Her favorite piece is a painting/collage she created using photographs of her family.

“It’s black ink on canvas, and then I used the ink itself to mount the pictures on the canvas,” she said. “I used white paint and I wrote messages.”

The inspiration for the piece came from her teacher.

“She was telling me about a collage assignment she did when she broke up with a guy she was dating,” Unruh said. “She used the actual letters-she tore them up and painted them onto the canvas and just wrote messages and what she was feeling. That really inspired me.”

She poured her heart and soul into the piece.

“It is kind of a memento for my family,” she said. “It’s got so much personal endeavor and personal feeling in it. It’s something I’m going to hold on to for a long time.”

Unruh may have inherited her artistic eye from her father, Jim Unruh.

“My dad is a visionary, but his vision is with architecture and landscapes,” she said. “You can watch him standing out in the yard, just staring off blankly, and see him get this grin on his face and then just grab a shovel and start scooping dirt.

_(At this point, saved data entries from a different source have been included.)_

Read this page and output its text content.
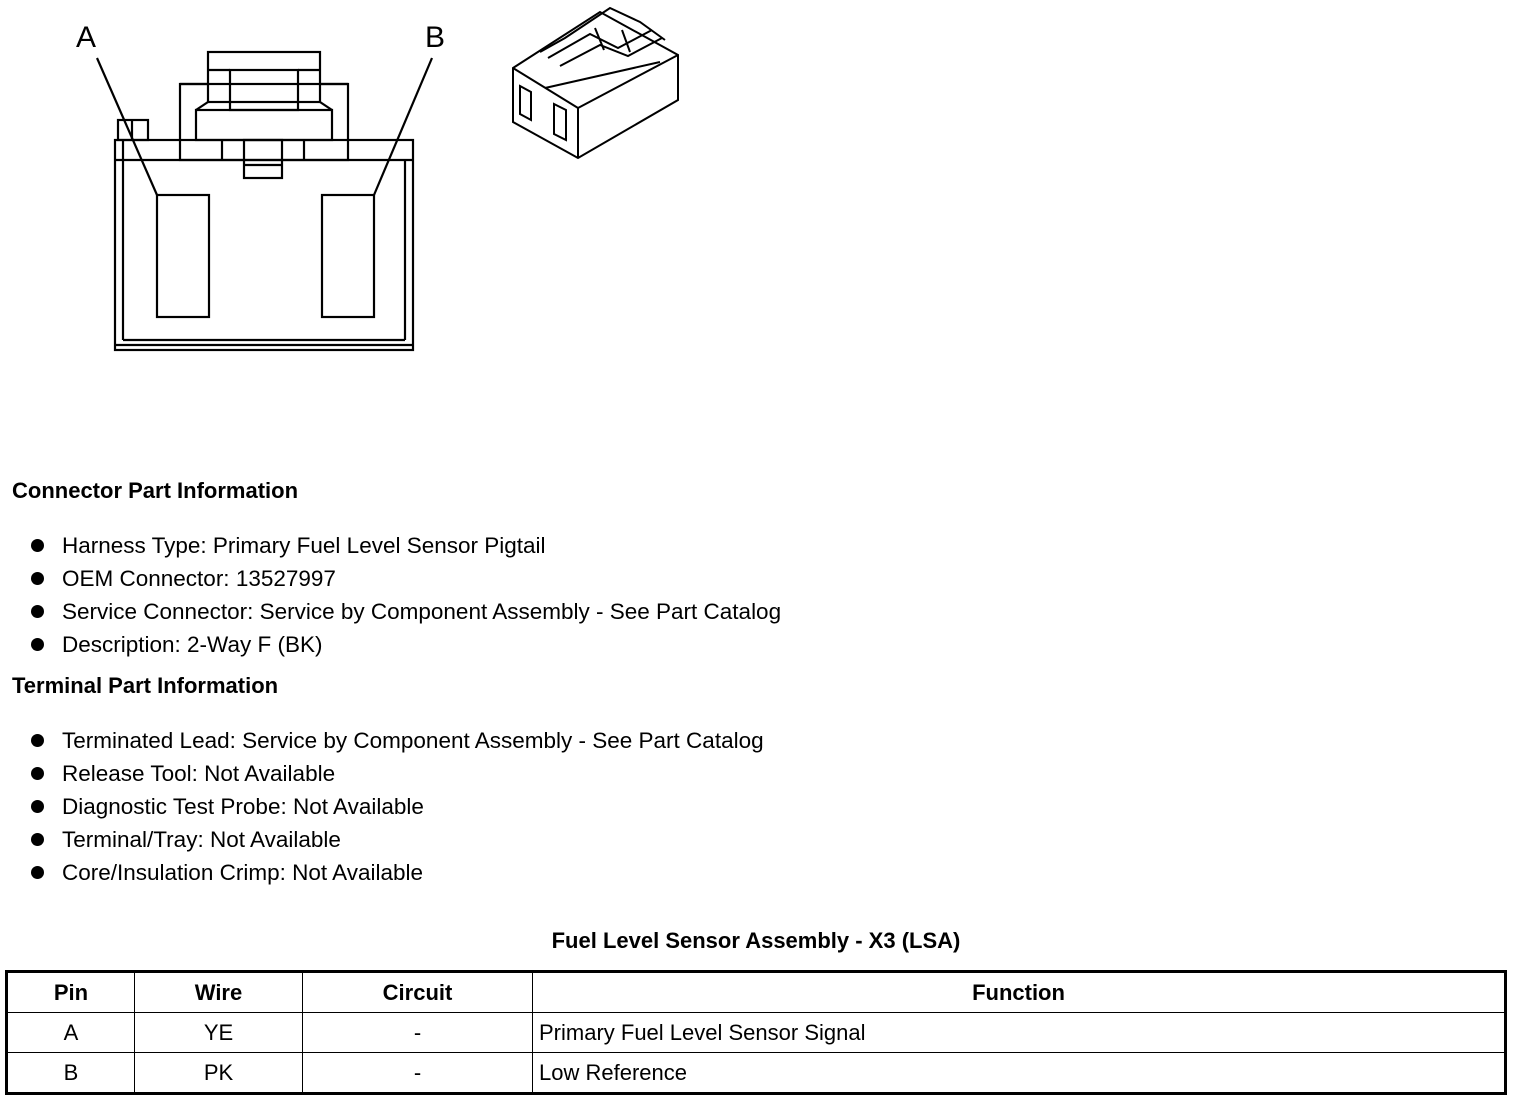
A	B
Connector Part Information
Harness Type: Primary Fuel Level Sensor Pigtail
OEM Connector: 13527997
Service Connector: Service by Component Assembly - See Part Catalog
Description: 2-Way F (BK)
Terminal Part Information
Terminated Lead: Service by Component Assembly - See Part Catalog
Release Tool: Not Available
Diagnostic Test Probe: Not Available
Terminal/Tray: Not Available
Core/Insulation Crimp: Not Available
Fuel Level Sensor Assembly - X3 (LSA)
Pin	Wire	Circuit	Function
A	YE	-	Primary Fuel Level Sensor Signal
B	PK	-	Low Reference
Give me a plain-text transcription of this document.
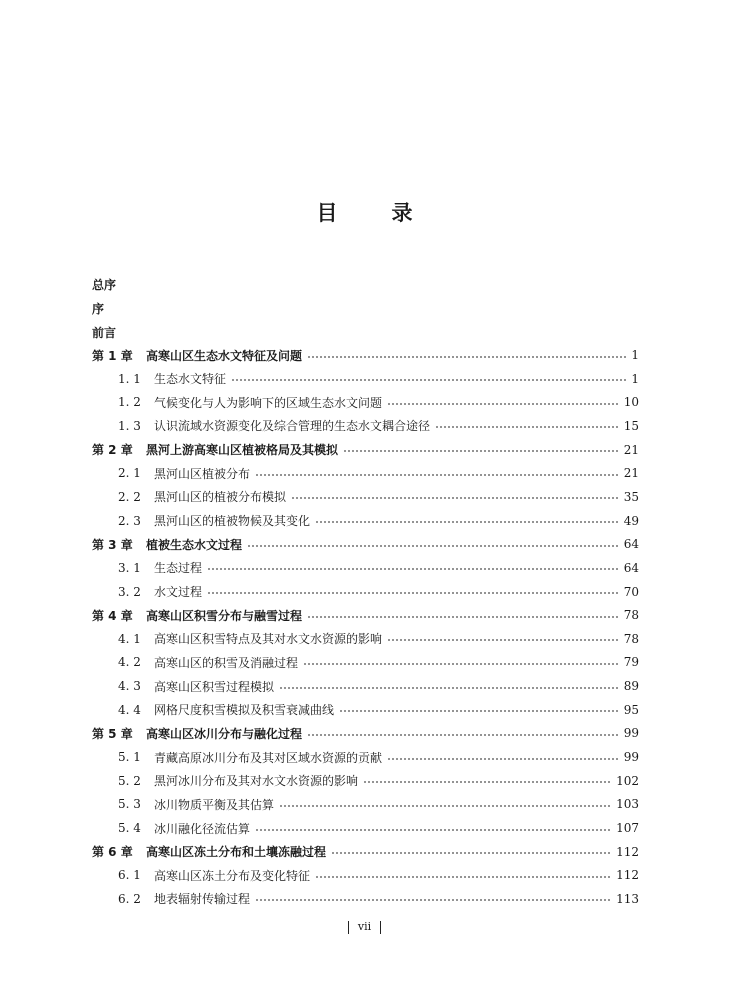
目录
总序
序
前言
第 1 章	高寒山区生态水文特征及问题	1
1. 1	生态水文特征	1
1. 2	气候变化与人为影响下的区域生态水文问题	10
1. 3	认识流域水资源变化及综合管理的生态水文耦合途径	15
第 2 章	黑河上游高寒山区植被格局及其模拟	21
2. 1	黑河山区植被分布	21
2. 2	黑河山区的植被分布模拟	35
2. 3	黑河山区的植被物候及其变化	49
第 3 章	植被生态水文过程	64
3. 1	生态过程	64
3. 2	水文过程	70
第 4 章	高寒山区积雪分布与融雪过程	78
4. 1	高寒山区积雪特点及其对水文水资源的影响	78
4. 2	高寒山区的积雪及消融过程	79
4. 3	高寒山区积雪过程模拟	89
4. 4	网格尺度积雪模拟及积雪衰减曲线	95
第 5 章	高寒山区冰川分布与融化过程	99
5. 1	青藏高原冰川分布及其对区域水资源的贡献	99
5. 2	黑河冰川分布及其对水文水资源的影响	102
5. 3	冰川物质平衡及其估算	103
5. 4	冰川融化径流估算	107
第 6 章	高寒山区冻土分布和土壤冻融过程	112
6. 1	高寒山区冻土分布及变化特征	112
6. 2	地表辐射传输过程	113
vii
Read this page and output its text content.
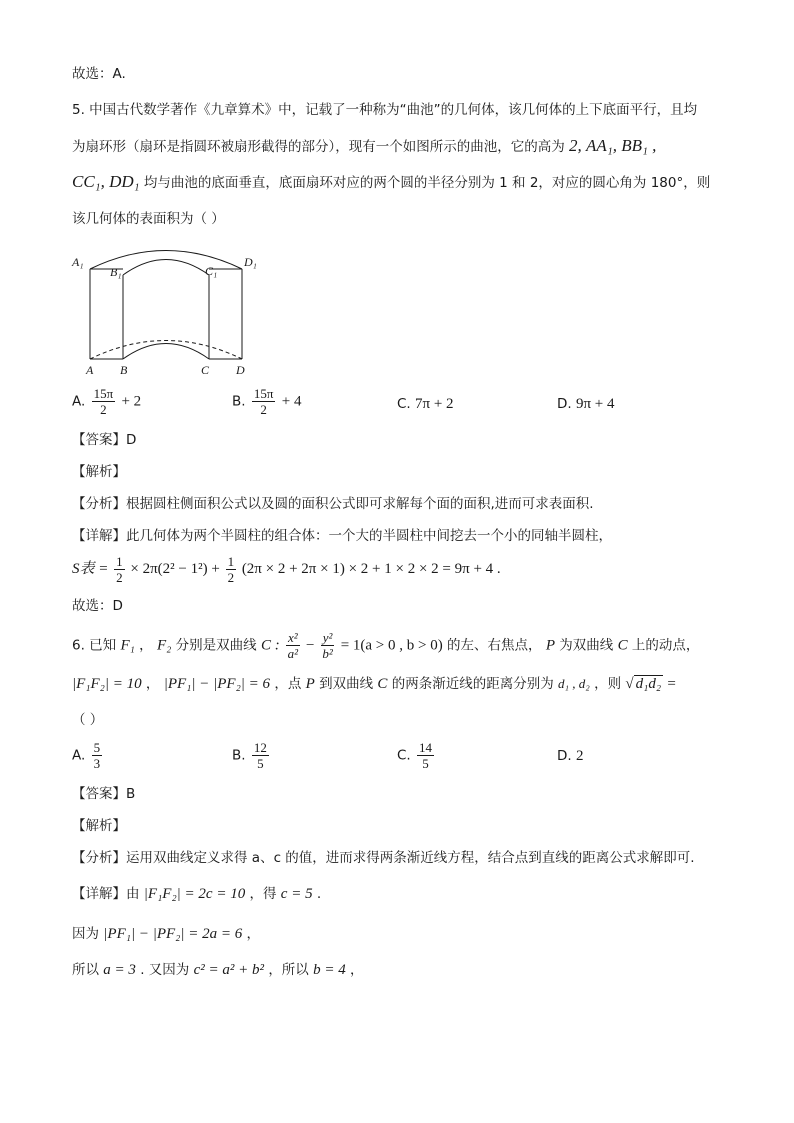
故选：A.
5. 中国古代数学著作《九章算术》中，记载了一种称为“曲池”的几何体，该几何体的上下底面平行，且均
为扇环形（扇环是指圆环被扇形截得的部分），现有一个如图所示的曲池，它的高为 2, AA₁, BB₁ ,
CC₁, DD₁ 均与曲池的底面垂直，底面扇环对应的两个圆的半径分别为 1 和 2，对应的圆心角为 180°，则
该几何体的表面积为（ ）
A₁
B₁	C₁
D₁
A B	C D
A. $\frac{15\pi}{2} + 2$	B. $\frac{15\pi}{2} + 4$	C. 7π + 2	D. 9π + 4
【答案】D
【解析】
【分析】根据圆柱侧面积公式以及圆的面积公式即可求解每个面的面积,进而可求表面积.
【详解】此几何体为两个半圆柱的组合体：一个大的半圆柱中间挖去一个小的同轴半圆柱，
S表 = $\frac{1}{2} \times 2\pi(2^2 - 1^2) + \frac{1}{2} (2\pi \times 2 + 2\pi \times 1) \times 2 + 1 \times 2 \times 2 = 9\pi + 4$ .
故选：D
6. 已知 F₁ ， F₂ 分别是双曲线 C : $\frac{\text{x²}}{\text{a²}} - \frac{\text{y²}}{\text{b²}} = 1(a > 0$ , b > 0) 的左、右焦点， P 为双曲线 C 上的动点，
|F₁F₂| = 10 ， |PF₁| − |PF₂| = 6 ，点 P 到双曲线 C 的两条渐近线的距离分别为 d₁ , d₂ ，则 √ d₁d₂ =
（ ）
A. $\frac{5}{3}$	B. $\frac{12}{5}$	C. $\frac{14}{5}$	D. 2
【答案】B
【解析】
【分析】运用双曲线定义求得 a、c 的值，进而求得两条渐近线方程，结合点到直线的距离公式求解即可.
【详解】由 |F₁F₂| = 2c = 10 ，得 c = 5 .
因为 |PF₁| − |PF₂| = 2a = 6 ，
所以 a = 3 . 又因为 c² = a² + b² ，所以 b = 4 ，
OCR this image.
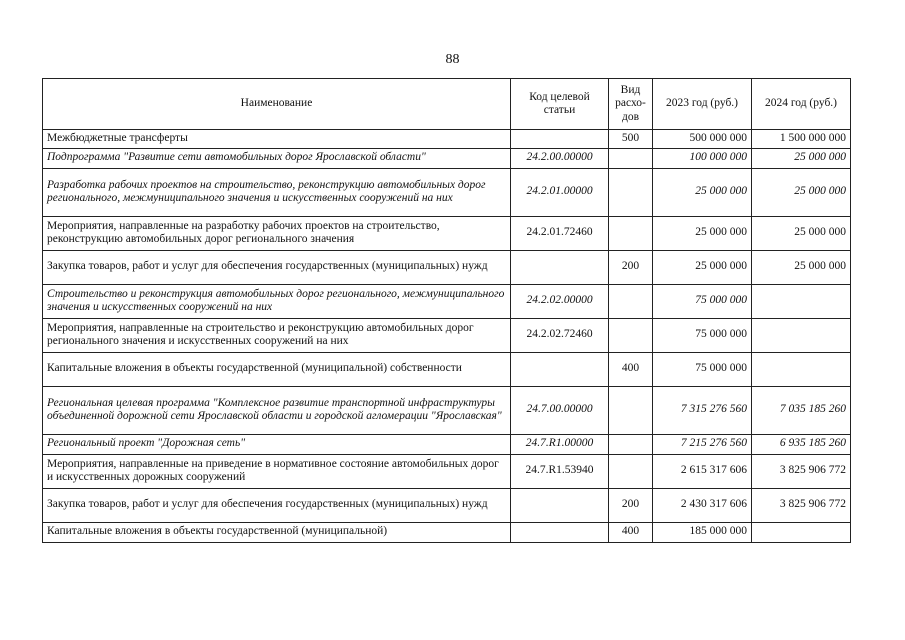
88
Наименование	Код целевой статьи	Вид расхо-дов	2023 год (руб.)	2024 год (руб.)
Межбюджетные трансферты		500	500 000 000	1 500 000 000
Подпрограмма "Развитие сети автомобильных дорог Ярославской области"	24.2.00.00000		100 000 000	25 000 000
Разработка рабочих проектов на строительство, реконструкцию автомобильных дорог регионального, межмуниципального значения и искусственных сооружений на них	24.2.01.00000		25 000 000	25 000 000
Мероприятия, направленные на разработку рабочих проектов на строительство, реконструкцию автомобильных дорог регионального значения	24.2.01.72460		25 000 000	25 000 000
Закупка товаров, работ и услуг для обеспечения государственных (муниципальных) нужд		200	25 000 000	25 000 000
Строительство и реконструкция автомобильных дорог регионального, межмуниципального значения и искусственных сооружений на них	24.2.02.00000		75 000 000	
Мероприятия, направленные на строительство и реконструкцию автомобильных дорог регионального значения и искусственных сооружений на них	24.2.02.72460		75 000 000	
Капитальные вложения в объекты государственной (муниципальной) собственности		400	75 000 000	
Региональная целевая программа "Комплексное развитие транспортной инфраструктуры объединенной дорожной сети Ярославской области и городской агломерации "Ярославская"	24.7.00.00000		7 315 276 560	7 035 185 260
Региональный проект "Дорожная сеть"	24.7.R1.00000		7 215 276 560	6 935 185 260
Мероприятия, направленные на приведение в нормативное состояние автомобильных дорог и искусственных дорожных сооружений	24.7.R1.53940		2 615 317 606	3 825 906 772
Закупка товаров, работ и услуг для обеспечения государственных (муниципальных) нужд		200	2 430 317 606	3 825 906 772
Капитальные вложения в объекты государственной (муниципальной)		400	185 000 000	
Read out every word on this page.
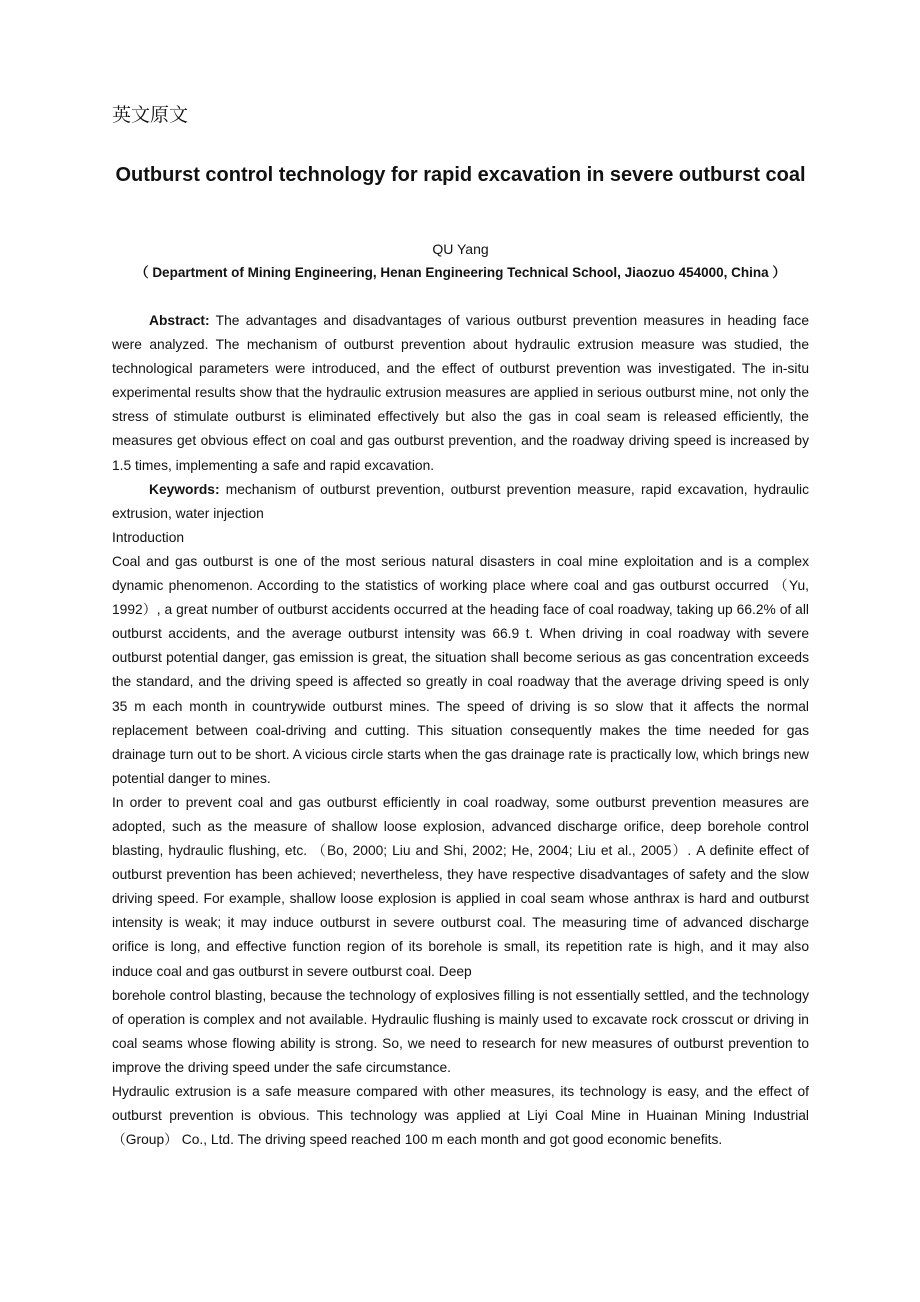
英文原文
Outburst control technology for rapid excavation in severe outburst coal
QU Yang
（ Department of Mining Engineering, Henan Engineering Technical School, Jiaozuo 454000, China ）

Abstract: The advantages and disadvantages of various outburst prevention measures in heading face were analyzed. The mechanism of outburst prevention about hydraulic extrusion measure was studied, the technological parameters were introduced, and the effect of outburst prevention was investigated. The in-situ experimental results show that the hydraulic extrusion measures are applied in serious outburst mine, not only the stress of stimulate outburst is eliminated effectively but also the gas in coal seam is released efficiently, the measures get obvious effect on coal and gas outburst prevention, and the roadway driving speed is increased by 1.5 times, implementing a safe and rapid excavation.

Keywords: mechanism of outburst prevention, outburst prevention measure, rapid excavation, hydraulic extrusion, water injection

Introduction

Coal and gas outburst is one of the most serious natural disasters in coal mine exploitation and is a complex dynamic phenomenon. According to the statistics of working place where coal and gas outburst occurred （Yu, 1992）, a great number of outburst accidents occurred at the heading face of coal roadway, taking up 66.2% of all outburst accidents, and the average outburst intensity was 66.9 t. When driving in coal roadway with severe outburst potential danger, gas emission is great, the situation shall become serious as gas concentration exceeds the standard, and the driving speed is affected so greatly in coal roadway that the average driving speed is only 35 m each month in countrywide outburst mines. The speed of driving is so slow that it affects the normal replacement between coal-driving and cutting. This situation consequently makes the time needed for gas drainage turn out to be short. A vicious circle starts when the gas drainage rate is practically low, which brings new potential danger to mines.

In order to prevent coal and gas outburst efficiently in coal roadway, some outburst prevention measures are adopted, such as the measure of shallow loose explosion, advanced discharge orifice, deep borehole control blasting, hydraulic flushing, etc. （Bo, 2000; Liu and Shi, 2002; He, 2004; Liu et al., 2005）. A definite effect of outburst prevention has been achieved; nevertheless, they have respective disadvantages of safety and the slow driving speed. For example, shallow loose explosion is applied in coal seam whose anthrax is hard and outburst intensity is weak; it may induce outburst in severe outburst coal. The measuring time of advanced discharge orifice is long, and effective function region of its borehole is small, its repetition rate is high, and it may also induce coal and gas outburst in severe outburst coal. Deep

borehole control blasting, because the technology of explosives filling is not essentially settled, and the technology of operation is complex and not available. Hydraulic flushing is mainly used to excavate rock crosscut or driving in coal seams whose flowing ability is strong. So, we need to research for new measures of outburst prevention to improve the driving speed under the safe circumstance.

Hydraulic extrusion is a safe measure compared with other measures, its technology is easy, and the effect of outburst prevention is obvious. This technology was applied at Liyi Coal Mine in Huainan Mining Industrial （Group） Co., Ltd. The driving speed reached 100 m each month and got good economic benefits.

You have no clue what he’s doing, but you know he’s got a plan somewhere in that head.

“It’s just inspiring.”

Unruh said her older sister is an excellent artist, too.

“I think that’s where I picked up a pencil and paper,” she said. “I always thought it was so neat how she could get that detail so perfect in everything.”

Acebedo said the perfectionist streak runs through Unruh’s work, too.

“She takes her time with whatever she does,” Acebedo said. “She’s very precise and particular about her work. She doesn’t rush through anything. She thinks things through.”

That precision carries over into her studies. She is senior class president and is active in National Honor Society, Business Professionals of America and the Bigs in Schools program.

During the last few weeks of her high school career, Unruh is leaving her legacy to the art department by painting one of the art tables.

“Mrs. Ace told everybody to pick a table, pick an artist, pick your favorite work by that artist and put that on a table,” she said. “I chose a scene in a harbor. It’s all greenish, and you can see either the moon or the sun in a green haze back in the distance, and there are silhouettes of boats.”

Next fall, Unruh will be going to Kansas State University to study secondary education.

“I would really like to go into art, but I don’t know if the art department’s going to be in the school for very much longer with all the educational budget cuts,” she said.

Unruh plans to focus on business and technology coursework and become a computer technology teacher. She wants to “do art on the side” in the area of computer graphics.

Unruh said art will always play an important part in her life, if not as a career then as a form of therapy and as a means to help her interpret the world in which she lives.

“I think my art is more of a personal thing than for everyone else to look at,” she said.